The groom’s men Bollywood-boisterous in tuxedos on reception night,
the open bar, the henna hiding letters in its Mughal grate—
            what did you do with them, Yama?
                        Where did they go?

                                    When a little girl has died,
                                    custom says we dress her
                                    in a blood-red saree.
                                    Paisley henna on her palms
                                    hides a name. We bear her
                                    to the consummating pyre,
                                    offer up her body there,
                                    jasmines braided in her hair.
                                    When a little girl has died,
                                    not so small she could not hide,
                                    she becomes a name in henna,
                                    Yama’s meat, his child bride.

6.
On to the learning of languages, now, before we go silent for good.
O is the shape of kala. Kala is one word for death.
Open-mouthed, we sing hymns to Yama, the God of
Origins. His black hole pupils zero
Out our kala, our time on earth, two gun barrels seen end
On: two endings,
One of them, as always, a beginning. Kala is
Ongoing, aging and dying and being reborn,
Or so we have heard. Auricle,
Oracle: Sanskrit meanings notoriously
Oscillate. What did you expect from Yama’s mother tongue? He’s
Oblique like that. Same syllables,
Opposite order: Yama’s mirror image is maya,
Optical illusion. His deepest word for thirst is
Ocean, his soundest word for silence,
Om.

7.
Yom is the Hebrew word for day.
May stepping stones rejoin the water

the moment I’m not pushing off them.
Yama, the Sanskrit name, means rein.

May I recall this Day is full
of breathgifts strangers gave the sky.

Here in the half life I have left
may I love the living twice as hard.

Here in the half life I have left
may I learn to leave this life I’ve loved.

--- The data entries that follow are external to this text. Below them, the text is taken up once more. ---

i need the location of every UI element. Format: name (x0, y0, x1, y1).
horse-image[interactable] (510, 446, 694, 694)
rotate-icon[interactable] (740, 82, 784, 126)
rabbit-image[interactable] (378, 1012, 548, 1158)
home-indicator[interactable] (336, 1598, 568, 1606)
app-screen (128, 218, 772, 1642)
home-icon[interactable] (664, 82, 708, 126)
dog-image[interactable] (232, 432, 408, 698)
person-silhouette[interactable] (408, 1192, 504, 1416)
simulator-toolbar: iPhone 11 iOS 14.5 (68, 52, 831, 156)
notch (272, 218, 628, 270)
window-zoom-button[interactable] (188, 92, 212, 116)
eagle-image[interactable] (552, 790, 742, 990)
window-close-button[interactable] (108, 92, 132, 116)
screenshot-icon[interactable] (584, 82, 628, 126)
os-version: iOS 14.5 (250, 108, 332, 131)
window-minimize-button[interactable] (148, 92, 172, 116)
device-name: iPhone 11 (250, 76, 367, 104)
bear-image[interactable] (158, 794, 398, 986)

Rein in desire, say the tame
who live their lives with an eye to dying

but desire is the reigning law
where shirts go see-through in the rain.

This flame or that one? The fate of straw.
May all my days be days of awe.

8.
Death before the birth could happen.
Death to teach the rest a lesson.
Death on a graph, or traced in chalk.
Death by Smith and death by Wesson.

Death by incompetence, ancient tech
furred like a tongue with rust.
Death by meth of mythic money,
no God in whom we trust.

Death by distraction, baking shows
with naught but a bone to gnaw.
Death to the [outgroup], shout the [ingroup].
Death by corvid, caw caw caw.

Death of eros grunting on a screen.
Good death or bad, it remains to be seen.
Death by the virus or death by vaccine,
natural death by unnatural means.

The soul is immortal, scientists
announce, except they’re lying.
Death by superhero movie. Sell me
the sequel, sell me the tie-in.

Death by painkiller. Death by Tuesday.
Death by dearth or death by glut.
Death of the past by way of no one
can remember what.

Death by hanging, sneakers twitchy,
the medics tie the laces.
Death by doxxing, anonymous profiles
suddenly cursed with faces.

Death by famine, death by fame.
Death for want of trying.
Dead or alive, unwanted, haunted.
We are dying, America, dying.

9.
Ten spines of the bone fans he calls hands.

Nine strokes of a cat’s back to drain her of lives.

Eightfold noble path to the same funeral ghat as everyone else.

Seven eucalyptus trees sacred because they poison the soil around them.

Six rounds chambered though he’s got me aiming at the back of my own throat.

Five rounds of chemo but the liver mets keep growing.

Four chambers in the heart’s locked-room mystery with blood on the floor and walls.

Three eye sockets in the skull that wears the crown.

Two dice dancing tipsy over green felt only to come up snake eyes.

One God to God only knows what liftoff counts me down.